Several dozen people, including doctors, also wrote comments on the proposed rule, with physicians saying pregnant women have had access delayed because of the list currently in use. One Baton Rouge doctor wrote some of her patients had to "come up with large sums of money and travel out of state for abortion procedures, as they felt they were not able to receive standard of care in their home state."
A handful of those who wrote told personal stories, including one woman who said she had to terminate her pregnancy in 2011 after a 20-week ultrasound revealed two rare fetal brain abnormalities. She said neither are on the proposed list.
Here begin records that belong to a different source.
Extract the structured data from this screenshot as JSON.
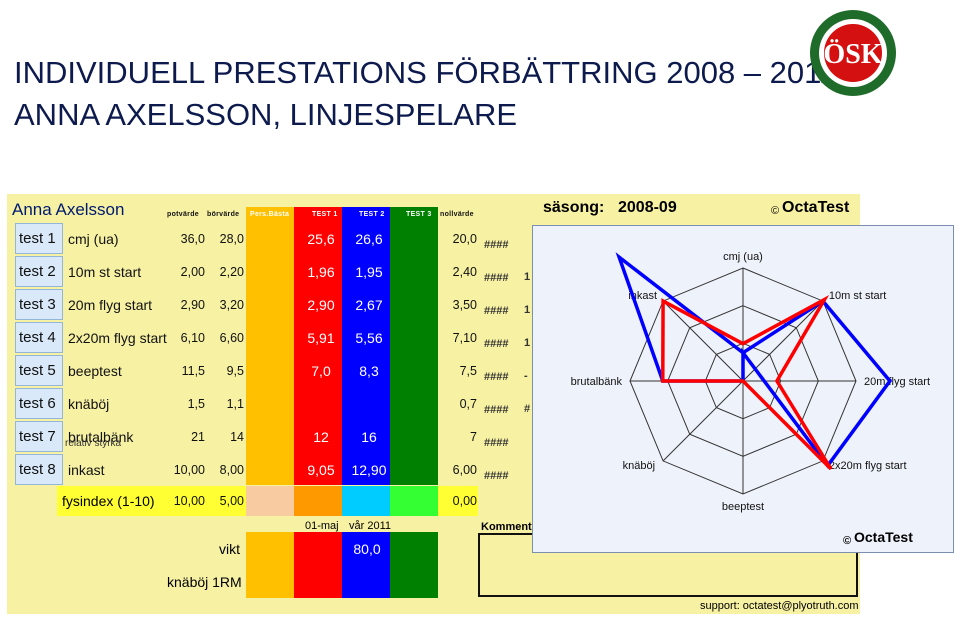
{
  "slide": {
    "title_line1": "INDIVIDUELL PRESTATIONS FÖRBÄTTRING 2008 – 2011",
    "title_line2": "ANNA AXELSSON, LINJESPELARE",
    "logo_text": "ÖSK"
  },
  "sheet": {
    "player_name": "Anna Axelsson",
    "season_label": "säsong:",
    "season_value": "2008-09",
    "brand": "OctaTest",
    "copyright": "©",
    "headers": [
      "potvärde",
      "börvärde",
      "Pers.Bästa",
      "TEST 1",
      "TEST 2",
      "TEST 3",
      "nollvärde"
    ],
    "rows": [
      {
        "test": "test 1",
        "name": "cmj (ua)",
        "pot": "36,0",
        "bor": "28,0",
        "t1": "25,6",
        "t2": "26,6",
        "noll": "20,0",
        "extra": ""
      },
      {
        "test": "test 2",
        "name": "10m st start",
        "pot": "2,00",
        "bor": "2,20",
        "t1": "1,96",
        "t2": "1,95",
        "noll": "2,40",
        "extra": "1"
      },
      {
        "test": "test 3",
        "name": "20m flyg start",
        "pot": "2,90",
        "bor": "3,20",
        "t1": "2,90",
        "t2": "2,67",
        "noll": "3,50",
        "extra": "1"
      },
      {
        "test": "test 4",
        "name": "2x20m flyg start",
        "pot": "6,10",
        "bor": "6,60",
        "t1": "5,91",
        "t2": "5,56",
        "noll": "7,10",
        "extra": "1"
      },
      {
        "test": "test 5",
        "name": "beeptest",
        "pot": "11,5",
        "bor": "9,5",
        "t1": "7,0",
        "t2": "8,3",
        "noll": "7,5",
        "extra": "-"
      },
      {
        "test": "test 6",
        "name": "knäböj",
        "pot": "1,5",
        "bor": "1,1",
        "t1": "",
        "t2": "",
        "noll": "0,7",
        "extra": "#"
      },
      {
        "test": "test 7",
        "name": "brutalbänk",
        "pot": "21",
        "bor": "14",
        "t1": "12",
        "t2": "16",
        "noll": "7",
        "extra": ""
      },
      {
        "test": "test 8",
        "name": "inkast",
        "pot": "10,00",
        "bor": "8,00",
        "t1": "9,05",
        "t2": "12,90",
        "noll": "6,00",
        "extra": ""
      }
    ],
    "relative_label": "relativ styrka",
    "hash_marks": "####",
    "fysindex": {
      "label": "fysindex (1-10)",
      "pot": "10,00",
      "bor": "5,00",
      "noll": "0,00"
    },
    "date_label": "01-maj",
    "date_period": "vår 2011",
    "vikt": {
      "label": "vikt",
      "value": "80,0"
    },
    "knaboj_rm": {
      "label": "knäböj 1RM"
    },
    "comment_label": "Komment",
    "support": "support: octatest@plyotruth.com"
  },
  "colors": {
    "pers_basta": "#ffc000",
    "test1": "#ff0000",
    "test2": "#0000ff",
    "test3": "#008000",
    "fys_pers": "#f8cba0",
    "fys_t1": "#ff9900",
    "fys_t2": "#00ccff",
    "fys_t3": "#33ff33",
    "title": "#0d1a4d"
  },
  "chart_data": {
    "type": "radar",
    "axes": [
      "cmj (ua)",
      "10m st start",
      "20m flyg start",
      "2x20m flyg start",
      "beeptest",
      "knäböj",
      "brutalbänk",
      "inkast"
    ],
    "rings": 3,
    "series": [
      {
        "color": "#0000ff",
        "values": [
          0.25,
          1.0,
          1.3,
          1.06,
          -0.25,
          0,
          0.71,
          1.55
        ]
      },
      {
        "color": "#ff0000",
        "values": [
          0.33,
          1.02,
          0.3,
          1.1,
          0,
          0,
          0.71,
          1.0
        ]
      }
    ],
    "watermark": "OctaTest",
    "copyright": "©"
  }
}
Other people wrote in to say they opposed abortion generally or opposed any exceptions for fetuses with health conditions.
After Roe fell, abortion-rights groups challenged Louisiana's trigger law in court, and they won several temporary stays of the law. But abortion has been banned since late summer, when a court ruled against them.
Advocates are hoping the Legislature will take a fresh look at the law in next spring’s legislative session. Gov. John Bel Edwards, an anti-abortion Democrat who has signed several strict abortion laws, including the latest trigger ban, has said he supports adding exceptions for rape and incest, though the laws he’s signed haven’t included them.
“The radical actions of the Louisiana Legislature have jeopardized the health care of Louisiana women and endangered their lives,” said Melissa Flournoy, a former Democratic lawmaker who testified Tuesday.
The Health Department is expected to issue an oversight report following the hearing, and legislative committees will have the chance to hold their own hearings on the proposed rule. It was not clear Tuesday when the agency would issue that report, or whether it would make changes to the rules.